By: Leslie Koren

Like so many New Yorkers, Viola Bowe orders groceries online. Every Wednesday, she puts milk, fruit, veggies, rice and beans into a virtual cart — quite an improvement, she says, from her previous experience with the city’s emergency food pantries.

Before the New York Common Pantry (NYCP) website became operational, “on line” meant something else entirely for Bowe and her son — a lot of waiting. “In heat like this,” she said on a recent 90-degree day, “sometimes I wouldn’t even go.”

Getting food to the hungry is an important part of Robin Hood’s mission, not only because the organization believes no New Yorker should have to live with an empty belly — one in six are food insecure — but also because emergency food relief is a front door to other poverty-fighting benefits and services. For a long time, food-provider programs have been essentially no-frills. Now, however, several programs are incorporating technology to improve customer service, expand choice, minimize waste and optimize volunteer efforts.


“There’s efficiency — the most people getting the most food in a smart way,” says Amanda Stern, Robin Hood’s program officer for Income Security and Survival. “Just as important, it infuses dignity into the process.”

In fact, it takes Bowe about two minutes to pick up the food she ordered online the night before. “This is much easier,” she says, finding her order on a shelf at the East Harlem outpost.

The organization transitioned to its digital system five years ago, to offer greater choice to its more than 300,000 annual visitors. Before the move, volunteers simply packed the same items for everyone based on family size. Now 10 percent of customers order online, while others use on-site tablets to scroll through options in each of five MyPlate food groups. The menu, translatable into Chinese and Spanish in addition to English, includes pictures of each item to combat literacy challenges. Once a list is submitted, a ticket is printed in the packing room, where volunteers immediately fulfill the order. Time from log on to ready-for-pick-up is about 15–20 minutes.

Across the river in Brooklyn, at the Robin Hood-funded St. John’s Bread and Life, the story is similar. First-time user Kashla Langellier steps up to the computer station to enter an order, which to her delight can include almond milk. While volunteers pack her selections, she does exactly what Robin Hood’s program team hopes she would: she heads upstairs to talk with case workers, first from the Robin Hood’s Single Stop program about benefit options, then from St. John’s itself about a summer job for her younger sister. “We only fund emergency food organizations with infrastructures that can load you up with services,” Stern says.

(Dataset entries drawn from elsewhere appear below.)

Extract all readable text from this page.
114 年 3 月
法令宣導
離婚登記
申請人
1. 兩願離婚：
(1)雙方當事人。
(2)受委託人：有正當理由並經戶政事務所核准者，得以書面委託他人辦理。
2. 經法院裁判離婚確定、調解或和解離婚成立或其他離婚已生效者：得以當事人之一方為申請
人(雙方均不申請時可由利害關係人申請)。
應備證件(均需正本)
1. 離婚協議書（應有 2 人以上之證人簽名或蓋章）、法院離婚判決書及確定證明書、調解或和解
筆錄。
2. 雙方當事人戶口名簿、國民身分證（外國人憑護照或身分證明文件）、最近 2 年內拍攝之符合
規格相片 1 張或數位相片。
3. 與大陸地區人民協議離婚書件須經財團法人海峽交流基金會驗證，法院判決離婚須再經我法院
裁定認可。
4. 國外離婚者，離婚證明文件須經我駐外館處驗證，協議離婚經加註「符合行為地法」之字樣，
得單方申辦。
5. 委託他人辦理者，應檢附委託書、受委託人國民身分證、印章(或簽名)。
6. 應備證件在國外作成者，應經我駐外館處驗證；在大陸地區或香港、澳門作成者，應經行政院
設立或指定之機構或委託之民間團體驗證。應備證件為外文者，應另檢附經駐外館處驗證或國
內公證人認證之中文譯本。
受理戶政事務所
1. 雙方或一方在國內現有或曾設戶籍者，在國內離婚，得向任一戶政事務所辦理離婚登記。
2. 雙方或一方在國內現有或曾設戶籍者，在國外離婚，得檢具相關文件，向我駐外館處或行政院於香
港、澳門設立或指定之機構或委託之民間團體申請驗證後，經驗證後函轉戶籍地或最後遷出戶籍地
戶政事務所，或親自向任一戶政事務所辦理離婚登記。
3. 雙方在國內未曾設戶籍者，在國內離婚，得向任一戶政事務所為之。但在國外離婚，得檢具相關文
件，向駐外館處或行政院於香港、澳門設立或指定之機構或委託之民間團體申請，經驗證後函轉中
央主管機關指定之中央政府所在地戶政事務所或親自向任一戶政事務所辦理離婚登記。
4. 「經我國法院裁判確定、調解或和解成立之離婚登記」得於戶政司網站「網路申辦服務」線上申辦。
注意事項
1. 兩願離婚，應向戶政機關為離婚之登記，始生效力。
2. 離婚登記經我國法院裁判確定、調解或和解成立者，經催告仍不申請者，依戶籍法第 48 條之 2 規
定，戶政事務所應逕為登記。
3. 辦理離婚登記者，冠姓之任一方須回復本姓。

Because Bread and Life’s pantry system is tied into its case-management system, the network cross-references data to identify when a user requires a specific diet — low sodium, Kosher or even microwaveable for those who live in facilities with limited kitchen access — and edit selections accordingly.


The data-centric approach adds efficiency to the business end of the operation, as well. “It gives us a real value of our inventory and a real picture of our food costs,” says Executive Director Anthony Butler. This was especially helpful in the aftermath of Hurricane Sandy, enabling Bread and Life to know which items were in short supply.

A clearer accounting of inventory reduces food waste, since doling out what people actually want means fewer leftovers at home. NYCP Deputy Executive Director Daniel Reyes recalls one man who sheepishly returned an armload of peanut butter jars. He didn’t want to seem ungrateful, but he couldn’t bear the taste.

Perhaps more importantly, the digital systems have increased convenience for the families who make use of the pantries, particularly those with jobs and childcare issues that complicate their schedules. At Bread and Life, a customer can place an order early in the morning and retrieve it at the end of the day.

t2t_4Technology benefits homeless shelters, too. Every night, volunteers at Rescuing Leftover Cuisine a venture spawned by Robin Hood’s Blue Ridge Labs — pick up unused food from restaurants, hotels and catering companies and deliver it to nearby shelters. The process is automated via a website and soon with a mobile app. Last year the group’s three full-time employees rescued more than 287,000 pounds of food. As a bonus, Rescuing Leftover Cuisine provides participating restaurants with monthly food waste reports.

“Every restaurant in the world has leftover food that is going to be thrown out. Every night we go and pick some of it up,” says co-founder Robert Lee. “Through technology, we’ve engaged the public to get involved in the fight against hunger on their way home from work.”